Die Kirche trägt geschichtsbedingt einen Rucksack voll mit Erbstücken auf ihrem Rücken, von denen wir heute nicht alle als wertvoll erachten. Diese „Erbstücke“ sind, wie Christus selbst, in einer konkreten historischen Situation „zur Welt gekommen“ und mögen zum Teil heute unverständlich sein. Wegen ihres Wesens kann aber die Kirche und kann auch ich sie nicht als unnötigen Ballast abwerfen. Man kann sie wohlwollend hüten, denn sie haben ja ihren Sinn (gehabt), und die sperrigen Teile - auch das ist kirchliche Tradition - mit einem katholisch-menschlichen Augenzwinkern ehrfurchtsvoll archivieren. Mir scheint es jedenfalls falsch zu sein, sich von dem historischen Erbe zu trennen, das, wie oben dargelegt, zum geistgewirkten Wesen der Kirche gehört. Alles in allem: Ich liebe die Kirche so, wie sie ist - oder trotzdem und gerade deshalb.
Ein ja nur staatlich vollziehbarer Kirchenaustritt stellt nach vorherrschender theologischer und auch meiner Ansicht an sich keinen Bruch mit der Kirche dar. Dieser wäre erst wirklich vollzogen, wenn man ihre historisch (inkarnatorisch) gewachsene Gestalt mit Ämtern und Sakramenten ablehnte und stattdessen „die Bibel zum Papst“ machte. Das wäre für mich ein intellektuell und geistlich nicht verantwortbarer Verzicht und ein Verlust, für den ich keinen erfüllenden Ersatz erkennen kann.

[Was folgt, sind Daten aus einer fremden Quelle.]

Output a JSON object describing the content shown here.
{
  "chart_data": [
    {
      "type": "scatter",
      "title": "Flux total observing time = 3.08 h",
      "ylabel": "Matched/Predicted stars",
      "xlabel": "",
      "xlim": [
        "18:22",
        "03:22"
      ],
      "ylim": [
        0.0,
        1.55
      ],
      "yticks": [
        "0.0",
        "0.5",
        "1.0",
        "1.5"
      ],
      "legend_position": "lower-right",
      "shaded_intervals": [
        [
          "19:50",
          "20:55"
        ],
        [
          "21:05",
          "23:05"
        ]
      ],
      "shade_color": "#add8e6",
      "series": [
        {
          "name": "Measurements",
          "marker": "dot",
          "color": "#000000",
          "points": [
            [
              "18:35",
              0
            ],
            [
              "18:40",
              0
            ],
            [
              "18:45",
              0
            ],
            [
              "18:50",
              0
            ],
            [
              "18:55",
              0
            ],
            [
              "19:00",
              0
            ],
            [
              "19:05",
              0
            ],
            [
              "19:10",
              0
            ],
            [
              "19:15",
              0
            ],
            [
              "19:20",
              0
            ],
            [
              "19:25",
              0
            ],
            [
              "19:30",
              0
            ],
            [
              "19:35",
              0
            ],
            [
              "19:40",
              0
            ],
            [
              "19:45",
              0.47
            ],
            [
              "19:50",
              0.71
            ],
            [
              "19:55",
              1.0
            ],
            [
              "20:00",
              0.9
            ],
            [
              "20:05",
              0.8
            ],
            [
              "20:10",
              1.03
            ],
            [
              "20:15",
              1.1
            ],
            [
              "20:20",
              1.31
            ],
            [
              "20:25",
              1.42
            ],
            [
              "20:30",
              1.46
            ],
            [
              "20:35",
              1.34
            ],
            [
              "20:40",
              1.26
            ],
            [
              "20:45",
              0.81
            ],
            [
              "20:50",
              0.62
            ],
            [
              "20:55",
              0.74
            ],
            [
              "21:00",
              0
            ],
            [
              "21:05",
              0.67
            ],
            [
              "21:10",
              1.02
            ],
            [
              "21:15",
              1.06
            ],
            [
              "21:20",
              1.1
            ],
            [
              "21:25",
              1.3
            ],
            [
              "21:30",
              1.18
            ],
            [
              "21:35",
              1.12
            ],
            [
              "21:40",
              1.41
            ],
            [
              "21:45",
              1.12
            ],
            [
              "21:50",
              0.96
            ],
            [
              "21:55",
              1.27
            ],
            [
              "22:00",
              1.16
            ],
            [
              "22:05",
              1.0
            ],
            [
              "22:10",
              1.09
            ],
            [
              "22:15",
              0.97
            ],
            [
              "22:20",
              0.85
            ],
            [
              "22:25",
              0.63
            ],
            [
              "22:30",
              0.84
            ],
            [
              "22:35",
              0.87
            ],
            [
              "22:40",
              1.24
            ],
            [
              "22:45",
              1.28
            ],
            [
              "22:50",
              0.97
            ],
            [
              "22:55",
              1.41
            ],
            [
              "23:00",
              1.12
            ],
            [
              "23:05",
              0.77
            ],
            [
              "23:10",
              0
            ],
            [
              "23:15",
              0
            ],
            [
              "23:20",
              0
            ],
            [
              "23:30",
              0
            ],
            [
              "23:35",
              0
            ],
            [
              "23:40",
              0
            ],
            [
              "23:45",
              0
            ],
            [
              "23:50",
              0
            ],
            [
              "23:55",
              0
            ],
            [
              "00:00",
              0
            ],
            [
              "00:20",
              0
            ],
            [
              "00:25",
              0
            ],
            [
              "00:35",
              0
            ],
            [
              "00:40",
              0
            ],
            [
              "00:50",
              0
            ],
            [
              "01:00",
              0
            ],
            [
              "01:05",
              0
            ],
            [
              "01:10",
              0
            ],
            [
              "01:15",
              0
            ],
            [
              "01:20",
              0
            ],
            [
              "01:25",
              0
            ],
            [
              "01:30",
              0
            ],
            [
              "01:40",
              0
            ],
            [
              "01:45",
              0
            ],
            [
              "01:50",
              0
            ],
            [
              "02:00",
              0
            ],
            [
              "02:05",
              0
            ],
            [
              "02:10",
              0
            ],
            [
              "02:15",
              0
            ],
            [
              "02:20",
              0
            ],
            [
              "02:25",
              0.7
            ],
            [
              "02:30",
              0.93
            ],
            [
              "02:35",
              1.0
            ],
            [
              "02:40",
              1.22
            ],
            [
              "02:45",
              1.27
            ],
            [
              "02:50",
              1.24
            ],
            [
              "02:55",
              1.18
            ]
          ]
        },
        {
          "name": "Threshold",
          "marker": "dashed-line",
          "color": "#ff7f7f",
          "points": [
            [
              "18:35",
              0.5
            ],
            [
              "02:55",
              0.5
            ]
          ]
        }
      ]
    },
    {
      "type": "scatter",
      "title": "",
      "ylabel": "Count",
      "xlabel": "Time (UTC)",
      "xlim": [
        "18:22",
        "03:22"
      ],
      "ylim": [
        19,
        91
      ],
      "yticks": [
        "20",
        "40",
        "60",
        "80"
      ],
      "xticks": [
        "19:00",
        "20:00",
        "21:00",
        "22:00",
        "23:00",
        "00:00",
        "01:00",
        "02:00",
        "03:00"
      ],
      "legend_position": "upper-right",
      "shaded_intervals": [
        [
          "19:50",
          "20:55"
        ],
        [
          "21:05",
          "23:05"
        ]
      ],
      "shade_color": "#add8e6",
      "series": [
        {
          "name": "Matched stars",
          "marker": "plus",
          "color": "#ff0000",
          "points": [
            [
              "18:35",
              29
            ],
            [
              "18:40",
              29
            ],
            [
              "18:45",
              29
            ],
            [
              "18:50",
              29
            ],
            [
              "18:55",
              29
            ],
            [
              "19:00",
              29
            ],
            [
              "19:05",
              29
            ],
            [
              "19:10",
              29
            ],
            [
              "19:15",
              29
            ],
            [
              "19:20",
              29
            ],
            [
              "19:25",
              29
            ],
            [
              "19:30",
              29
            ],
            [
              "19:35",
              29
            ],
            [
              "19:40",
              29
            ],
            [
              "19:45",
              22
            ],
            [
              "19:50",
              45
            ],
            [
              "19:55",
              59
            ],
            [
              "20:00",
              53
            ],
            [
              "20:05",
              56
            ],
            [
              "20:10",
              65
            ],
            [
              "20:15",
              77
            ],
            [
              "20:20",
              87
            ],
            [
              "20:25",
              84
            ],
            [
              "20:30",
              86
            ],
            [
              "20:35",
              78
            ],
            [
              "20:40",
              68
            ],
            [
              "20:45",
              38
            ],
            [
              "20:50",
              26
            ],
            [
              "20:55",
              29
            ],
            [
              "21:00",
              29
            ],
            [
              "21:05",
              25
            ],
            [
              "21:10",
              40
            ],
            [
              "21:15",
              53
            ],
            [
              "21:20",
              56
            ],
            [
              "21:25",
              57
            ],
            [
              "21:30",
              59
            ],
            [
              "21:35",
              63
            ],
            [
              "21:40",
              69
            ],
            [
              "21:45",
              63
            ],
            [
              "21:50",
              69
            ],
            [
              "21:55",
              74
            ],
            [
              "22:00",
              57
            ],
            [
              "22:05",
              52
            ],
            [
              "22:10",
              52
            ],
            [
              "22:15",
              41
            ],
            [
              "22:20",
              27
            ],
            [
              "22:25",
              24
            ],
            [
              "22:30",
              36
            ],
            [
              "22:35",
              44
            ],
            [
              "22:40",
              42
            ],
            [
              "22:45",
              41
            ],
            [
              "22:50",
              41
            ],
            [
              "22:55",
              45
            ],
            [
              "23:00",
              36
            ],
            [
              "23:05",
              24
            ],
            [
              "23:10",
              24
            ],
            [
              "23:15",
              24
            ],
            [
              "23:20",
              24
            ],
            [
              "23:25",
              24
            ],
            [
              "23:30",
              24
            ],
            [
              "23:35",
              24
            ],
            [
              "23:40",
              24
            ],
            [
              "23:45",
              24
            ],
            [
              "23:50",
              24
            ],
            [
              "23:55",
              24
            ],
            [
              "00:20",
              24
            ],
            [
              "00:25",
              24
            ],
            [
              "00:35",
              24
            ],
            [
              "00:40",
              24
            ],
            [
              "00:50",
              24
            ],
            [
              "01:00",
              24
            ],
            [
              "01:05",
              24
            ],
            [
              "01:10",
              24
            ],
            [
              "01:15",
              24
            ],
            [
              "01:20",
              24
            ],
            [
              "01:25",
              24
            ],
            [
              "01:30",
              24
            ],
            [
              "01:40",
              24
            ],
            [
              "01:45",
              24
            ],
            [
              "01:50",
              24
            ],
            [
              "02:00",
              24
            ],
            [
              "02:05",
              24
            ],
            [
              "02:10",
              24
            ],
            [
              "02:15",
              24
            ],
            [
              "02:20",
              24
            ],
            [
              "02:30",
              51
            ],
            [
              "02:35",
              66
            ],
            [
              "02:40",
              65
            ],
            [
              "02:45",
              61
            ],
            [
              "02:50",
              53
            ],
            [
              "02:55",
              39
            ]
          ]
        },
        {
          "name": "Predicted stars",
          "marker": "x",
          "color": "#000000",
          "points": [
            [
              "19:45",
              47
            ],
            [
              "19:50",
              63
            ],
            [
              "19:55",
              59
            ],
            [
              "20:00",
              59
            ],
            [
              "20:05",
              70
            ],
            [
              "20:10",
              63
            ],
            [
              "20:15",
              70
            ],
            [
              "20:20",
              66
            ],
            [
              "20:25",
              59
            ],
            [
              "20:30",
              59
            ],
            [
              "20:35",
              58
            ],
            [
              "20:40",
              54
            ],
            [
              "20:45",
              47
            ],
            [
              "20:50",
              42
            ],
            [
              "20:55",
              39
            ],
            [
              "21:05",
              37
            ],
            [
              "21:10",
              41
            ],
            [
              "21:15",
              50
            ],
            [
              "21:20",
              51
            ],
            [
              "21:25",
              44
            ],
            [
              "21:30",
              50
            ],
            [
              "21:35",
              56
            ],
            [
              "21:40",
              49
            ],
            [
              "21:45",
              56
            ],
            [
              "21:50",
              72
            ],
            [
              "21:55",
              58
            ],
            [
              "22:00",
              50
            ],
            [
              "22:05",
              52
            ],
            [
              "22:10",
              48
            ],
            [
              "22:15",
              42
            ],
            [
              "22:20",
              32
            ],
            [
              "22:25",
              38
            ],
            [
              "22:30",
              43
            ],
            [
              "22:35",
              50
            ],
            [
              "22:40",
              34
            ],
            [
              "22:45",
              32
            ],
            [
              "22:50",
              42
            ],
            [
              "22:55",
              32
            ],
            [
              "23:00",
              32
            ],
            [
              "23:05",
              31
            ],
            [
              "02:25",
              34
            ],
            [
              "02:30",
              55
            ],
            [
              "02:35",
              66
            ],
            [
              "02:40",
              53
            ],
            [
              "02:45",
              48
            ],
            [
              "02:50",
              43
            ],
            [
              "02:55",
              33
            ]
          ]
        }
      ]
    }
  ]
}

Nebenbei und ganz persönlich: Gottesdienste mit E-Piano und flammenden Bekenntnissen haben mich noch nie überzeugt. Dann doch lieber ein schlichtes und unaufgeregtes Choralamt. ;-)
Ich hoffe, ich habe Dich mit meinen Gedanken nicht betrübt. In aller Freundschaft werfe ich sie „über den Zaun“, damit wir beide geistlich lebendig und am Ball bleiben, und bin auf Deine Antwort gespannt, wenn Du denn Zeit und Lust dazu hast.